Build functional front-end interfaces using AI-native rapid development platforms (e.g., Lovable, Bolt, v0) and wire back-end logic and data flows to deliver a complete, demo-ready application.
Implement workflow automation and system integration using orchestration platforms (e.g., n8n, Make, Zapier) to connect enterprise data sources, APIs, and downstream systems.
Develop prototypes that are stable, clearly scoped, and capable of running live in front of executive audiences without failure.
Iterate rapidly based on AI Strategist and executive feedback throughout Weeks 2 through 6, treating their input as product requirements.
Assess and articulate the production gap: what was built in the sandbox versus what a production deployment requires across integration, data governance, security, and scale.
Contribute technical input to the build-vs-buy recommendation, Product Requirements Document, and AIRB submission materials.
Document architecture decisions, tool selections, API configurations, and implementation details in the Handoff Package so engineering teams can continue the work after Demo Day.
Attend the weekly AI Strategist sync meeting to stay aligned with the pod, program team, and any shifts in use case direction.
Requirements:
Full-stack AI development proficiency: own the complete solution across data, AI pipeline, API, and UI layers without requiring additional engineering support.
LLM integration and orchestration: hands-on experience building production-grade AI pipelines including tool use and function calling, retrieval-augmented generation (RAG), structured output handling, streaming, and multi-step agentic workflows.
AI-native application development: proficiency with rapid development platforms (e.g., Lovable, Bolt, v0) for fast front-end prototyping and end-to-end application assembly.
Workflow automation and integration: experience with event-driven orchestration and low-code/no-code integration platforms (e.g., n8n, Make, Zapier) for connecting enterprise systems, transforming data, and building automated pipelines without custom middleware.

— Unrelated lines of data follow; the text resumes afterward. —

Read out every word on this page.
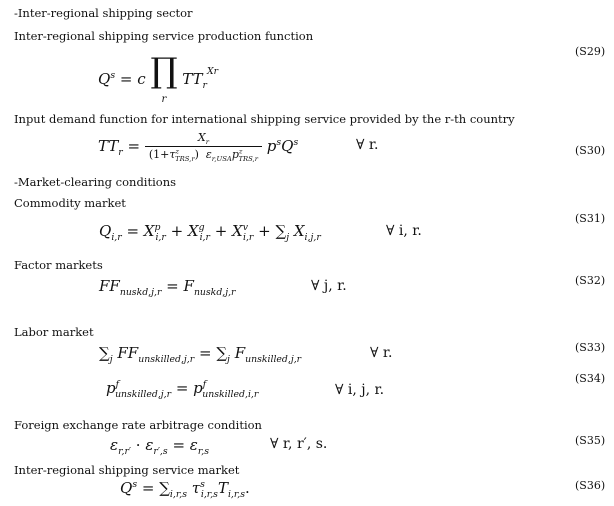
-Inter-regional shipping sector
Inter-regional shipping service production function
$Q^s = c$ ∏
r $TT_r^{Xr}$
(S29)
Input demand function for international shipping service provided by the r-th country
$TT_r = \frac{X_r}{(1+\tau^z_{TRS,r}) \varepsilon_{r,USA}p^z_{TRS,r}} p^sQ^s$	∀ r.	(S30)
-Market-clearing conditions
Commodity market
$Q_{i,r} = X^p_{i,r} + X^g_{i,r} + X^v_{i,r} + \sum_j$ $X_{i,j,r}$	∀ i, r.
(S31)
Factor markets
$FF_{nuskd,j,r} = F_{nuskd,j,r}$	∀ j, r.	(S32)
Labor market
$\sum_j$ $FF_{unskilled,j,r} = \sum_j$ $F_{unskilled,j,r}$	∀ r.	(S33)
$p^f_{unskilled,j,r} = p^f_{unskilled,i,r}$	∀ i, j, r.
(S34)
Foreign exchange rate arbitrage condition
$\varepsilon_{r,r'} \cdot \varepsilon_{r',s} = \varepsilon_{r,s}$	∀ r, r′, s.	(S35)
Inter-regional shipping service market
$Q^s = \sum_{i,r,s}$ $\tau^s_{i,r,s}T_{i,r,s}$.	(S36)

Cloud infrastructure: proficient deploying and operating services in AWS sandbox environments including compute, managed AI services, object storage, and serverless functions (e.g., Lambda, API Gateway, Bedrock).
API and systems integration: strong REST and webhook fluency, OAuth and API key authentication patterns, and JSON/data transformation for connecting to enterprise systems.
Ability to evaluate and adopt new AI tooling rapidly
this stack evolves and you are expected to keep pace.